Sourire en coin. Dur. Ruisselant de ressentiment.

« Des excuses ? Crois-tu que j’en ai quelque chose à foutre de tes excuses ? Ce n’est pas à moi que tu devrais les présenter, Rosier, mais à Nott. Pour lui, au moins, tu représentes autre chose qu’un petit politicien engoncé dans ses magouilles. »

Bien trouvée celle là. Il faudra que je la note pour les jours où Potter m’enquiquine. A mesure que je parle, ma colère retombe, mon cerveau se délie de son aveuglement. J’observe plus attentivement la carcasse de mon vis à vis, scrute ses réactions.

« Deux choses, Rosier. Je viens chercher les raisons qui t’ont poussées à agir de la sorte, et je viens te mettre en garde : ne t’avise pas de te mêler à nouveau de ma vie de quelque façon que ce soit. Je pourrais te tuer, bien sûr : ton cadavre ne pèserait sans doute pas beaucoup sur ma conscience… mais il serait bien plus amusant de te voir te justifier devant un tribunal. J’imagine déjà les gros titre : ‘Archibald Rosier, le prodigieux directeur du département des Mystère, le nouveau Seigneur des Ténèbres ?’ La presse adorera ce genre de scandale. »

Menace éructée, ennemi soigneusement étudié.
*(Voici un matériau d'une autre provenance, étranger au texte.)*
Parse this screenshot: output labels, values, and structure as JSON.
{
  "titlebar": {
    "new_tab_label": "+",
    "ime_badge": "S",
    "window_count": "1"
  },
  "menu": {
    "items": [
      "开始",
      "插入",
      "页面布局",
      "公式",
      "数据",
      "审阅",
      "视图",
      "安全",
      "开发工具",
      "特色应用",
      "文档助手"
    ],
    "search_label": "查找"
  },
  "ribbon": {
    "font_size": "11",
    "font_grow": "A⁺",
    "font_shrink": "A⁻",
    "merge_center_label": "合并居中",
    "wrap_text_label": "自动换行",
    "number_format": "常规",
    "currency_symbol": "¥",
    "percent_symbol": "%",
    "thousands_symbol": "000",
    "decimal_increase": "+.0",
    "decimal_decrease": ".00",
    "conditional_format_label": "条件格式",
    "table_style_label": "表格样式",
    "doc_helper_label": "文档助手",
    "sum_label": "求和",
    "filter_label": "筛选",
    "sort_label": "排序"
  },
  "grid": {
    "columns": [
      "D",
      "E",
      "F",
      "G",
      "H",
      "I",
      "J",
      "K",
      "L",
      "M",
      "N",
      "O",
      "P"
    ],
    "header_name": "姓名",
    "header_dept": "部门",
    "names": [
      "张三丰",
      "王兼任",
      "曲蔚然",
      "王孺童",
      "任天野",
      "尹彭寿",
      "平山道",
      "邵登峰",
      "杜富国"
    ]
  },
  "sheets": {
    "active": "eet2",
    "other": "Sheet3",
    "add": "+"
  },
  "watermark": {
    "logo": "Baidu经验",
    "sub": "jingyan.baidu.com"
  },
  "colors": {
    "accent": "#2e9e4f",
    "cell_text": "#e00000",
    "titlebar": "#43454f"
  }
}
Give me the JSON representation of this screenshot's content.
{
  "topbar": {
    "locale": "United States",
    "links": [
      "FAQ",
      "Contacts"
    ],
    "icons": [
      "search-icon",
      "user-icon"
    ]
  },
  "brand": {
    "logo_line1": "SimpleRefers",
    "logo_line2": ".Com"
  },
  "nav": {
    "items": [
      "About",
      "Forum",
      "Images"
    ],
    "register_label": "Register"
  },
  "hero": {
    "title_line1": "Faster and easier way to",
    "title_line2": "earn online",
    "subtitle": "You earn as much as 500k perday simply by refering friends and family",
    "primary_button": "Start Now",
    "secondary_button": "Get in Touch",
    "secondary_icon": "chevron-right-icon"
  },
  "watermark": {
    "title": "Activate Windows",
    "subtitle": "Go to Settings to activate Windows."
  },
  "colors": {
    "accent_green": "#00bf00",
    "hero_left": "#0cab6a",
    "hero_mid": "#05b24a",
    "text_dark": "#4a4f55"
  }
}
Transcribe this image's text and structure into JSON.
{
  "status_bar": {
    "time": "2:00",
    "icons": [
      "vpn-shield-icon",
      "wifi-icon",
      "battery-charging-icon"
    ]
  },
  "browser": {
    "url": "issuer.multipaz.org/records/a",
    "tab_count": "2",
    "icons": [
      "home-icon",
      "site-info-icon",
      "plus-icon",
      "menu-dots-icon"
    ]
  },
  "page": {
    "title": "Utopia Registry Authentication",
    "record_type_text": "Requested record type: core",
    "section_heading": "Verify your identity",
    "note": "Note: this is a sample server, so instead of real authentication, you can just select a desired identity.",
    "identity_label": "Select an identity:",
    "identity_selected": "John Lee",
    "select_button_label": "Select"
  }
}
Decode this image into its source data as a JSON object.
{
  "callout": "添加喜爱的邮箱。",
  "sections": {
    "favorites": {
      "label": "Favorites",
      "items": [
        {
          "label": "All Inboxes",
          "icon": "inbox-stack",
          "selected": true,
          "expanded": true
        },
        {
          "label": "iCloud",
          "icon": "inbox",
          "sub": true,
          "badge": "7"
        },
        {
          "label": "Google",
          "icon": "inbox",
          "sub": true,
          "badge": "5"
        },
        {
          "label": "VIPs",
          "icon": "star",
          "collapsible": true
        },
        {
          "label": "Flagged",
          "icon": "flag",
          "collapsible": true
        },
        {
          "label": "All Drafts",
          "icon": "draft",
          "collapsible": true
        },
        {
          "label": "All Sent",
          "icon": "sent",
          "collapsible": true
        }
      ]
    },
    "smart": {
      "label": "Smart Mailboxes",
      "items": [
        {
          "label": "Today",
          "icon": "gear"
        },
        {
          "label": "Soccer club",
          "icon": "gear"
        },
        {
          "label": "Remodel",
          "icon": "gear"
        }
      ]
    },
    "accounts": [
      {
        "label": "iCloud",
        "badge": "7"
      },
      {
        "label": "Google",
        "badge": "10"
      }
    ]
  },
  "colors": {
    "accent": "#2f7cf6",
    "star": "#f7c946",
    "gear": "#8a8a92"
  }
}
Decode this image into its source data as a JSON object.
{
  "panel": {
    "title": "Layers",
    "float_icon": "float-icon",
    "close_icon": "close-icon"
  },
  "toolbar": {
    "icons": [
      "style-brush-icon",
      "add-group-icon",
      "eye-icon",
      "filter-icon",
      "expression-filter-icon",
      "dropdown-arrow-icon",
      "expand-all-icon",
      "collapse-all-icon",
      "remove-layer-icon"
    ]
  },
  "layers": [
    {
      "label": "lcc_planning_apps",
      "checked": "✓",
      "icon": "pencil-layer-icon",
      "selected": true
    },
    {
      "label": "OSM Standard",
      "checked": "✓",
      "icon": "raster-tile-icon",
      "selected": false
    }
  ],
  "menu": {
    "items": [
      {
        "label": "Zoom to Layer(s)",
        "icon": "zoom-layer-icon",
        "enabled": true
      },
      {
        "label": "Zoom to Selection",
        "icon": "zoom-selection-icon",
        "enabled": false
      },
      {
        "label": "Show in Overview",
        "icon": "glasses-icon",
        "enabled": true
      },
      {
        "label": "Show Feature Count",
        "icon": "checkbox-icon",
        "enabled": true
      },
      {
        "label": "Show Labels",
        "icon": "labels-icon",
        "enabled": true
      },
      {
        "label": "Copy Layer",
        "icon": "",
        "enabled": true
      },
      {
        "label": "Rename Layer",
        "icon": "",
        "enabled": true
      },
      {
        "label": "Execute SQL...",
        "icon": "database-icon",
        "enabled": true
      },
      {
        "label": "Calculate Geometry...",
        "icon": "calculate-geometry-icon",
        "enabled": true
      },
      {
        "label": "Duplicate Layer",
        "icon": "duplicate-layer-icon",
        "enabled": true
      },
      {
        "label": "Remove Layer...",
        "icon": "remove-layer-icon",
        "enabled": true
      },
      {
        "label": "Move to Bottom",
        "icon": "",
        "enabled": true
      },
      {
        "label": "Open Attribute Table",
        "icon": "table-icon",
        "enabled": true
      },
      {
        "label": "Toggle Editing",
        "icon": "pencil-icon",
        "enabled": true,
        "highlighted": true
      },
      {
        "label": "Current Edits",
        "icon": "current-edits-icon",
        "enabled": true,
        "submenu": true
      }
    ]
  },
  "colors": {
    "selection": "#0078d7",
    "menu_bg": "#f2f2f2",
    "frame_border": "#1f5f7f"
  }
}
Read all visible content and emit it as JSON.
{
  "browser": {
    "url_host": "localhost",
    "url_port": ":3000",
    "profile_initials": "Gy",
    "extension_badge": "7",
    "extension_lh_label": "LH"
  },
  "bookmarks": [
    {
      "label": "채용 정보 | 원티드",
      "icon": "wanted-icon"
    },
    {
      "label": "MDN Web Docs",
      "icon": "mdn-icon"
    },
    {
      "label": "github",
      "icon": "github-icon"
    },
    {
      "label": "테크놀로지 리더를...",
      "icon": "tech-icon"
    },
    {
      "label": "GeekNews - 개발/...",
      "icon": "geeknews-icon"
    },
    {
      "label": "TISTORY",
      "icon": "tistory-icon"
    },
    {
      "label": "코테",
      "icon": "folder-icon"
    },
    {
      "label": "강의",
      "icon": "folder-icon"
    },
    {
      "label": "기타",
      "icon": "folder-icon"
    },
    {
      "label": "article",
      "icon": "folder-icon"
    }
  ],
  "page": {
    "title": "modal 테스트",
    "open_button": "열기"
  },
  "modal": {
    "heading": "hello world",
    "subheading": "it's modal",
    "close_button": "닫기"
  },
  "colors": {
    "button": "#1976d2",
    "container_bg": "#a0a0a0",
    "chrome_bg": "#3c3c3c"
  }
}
Je n’ai été si mortellement sérieux qu’à de rares occasions au cours de mon existence. Rosier a le don de me pousser hors de moi. Sans doute aurais-je pu l’amocher un peu plus pour faire bonne mesure, mais je ne me fais pas confiance pour le laisser en vie. Moira m’en voudrait sans doute beaucoup si je lui ajoutais de la paperasse.